Chinese food is enjoyed by people all over the world and is a favourite take away in the West. Chinese cuisine first became popular with the arrival of Chinese workers in the United States during the Gold Rush years. Besides being quite delicious, Chinese food is both healthy and economic. The colourful vegetables and cooking sauces also make Chinese cuisine very beautiful to look at.
There are eight regional cuisines of China; Shandong, Zhejiang, Anhui, Hunan, Fujian, Jiangsu, Szechuan, and Cantonese, but broadly speaking, they are separated in the North, South, East and West of the country.

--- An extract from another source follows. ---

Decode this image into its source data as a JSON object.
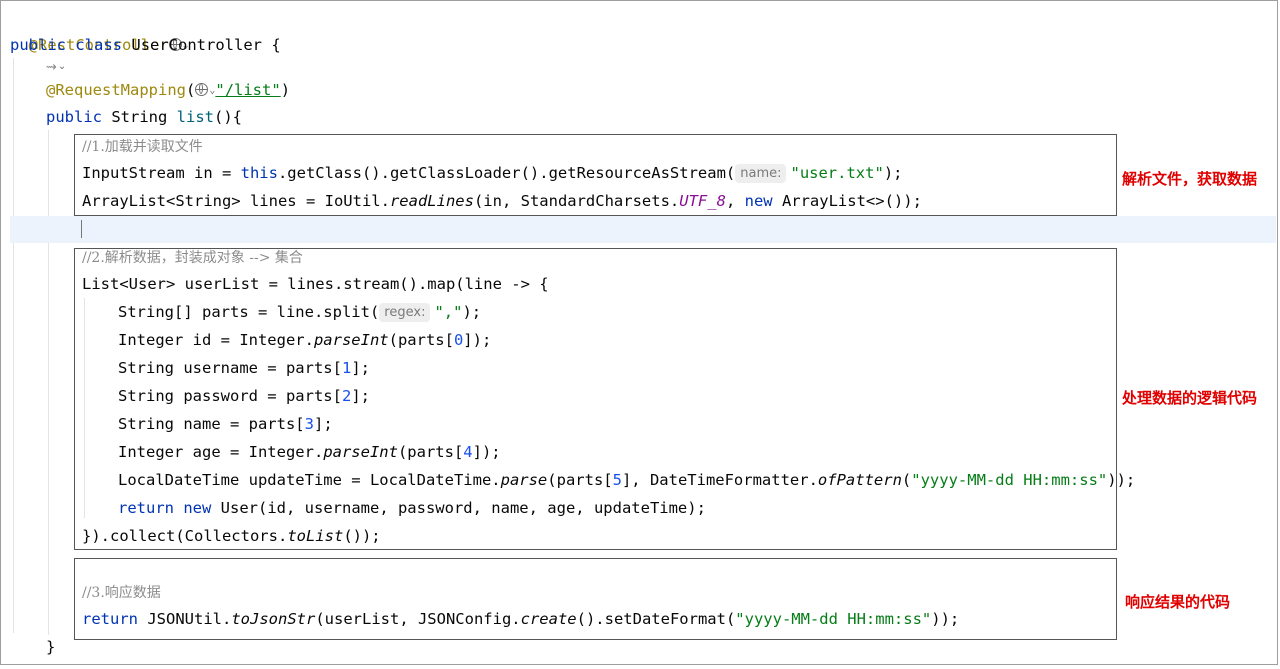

Hot and spicy dishes, often with a crunchy texture come from the Szechuan region of China. Cantonese cuisine is light, crisp and fresh. Fish and crustaceans are the main ingredients in Jiangsu cuisine. Soups and stews are very popular in Fujian cuisine. In general, Hunan cuisine utilises smoked and cured food in its dishes. Anhui chefs concentrate more on the temperature that food is is cooked at and are particularly good at making stews. Shandong cuisine is characterised by its tenderness, aroma, freshness and crispness. Zhejiang cuisine is famous for its mellow and non-greasy taste.
The phenomena of Chinese home cooking is a growing one. Many people enjoy making traditional Chinese food, not least of all because it is a food for sharing and is perfect for family and social gatherings.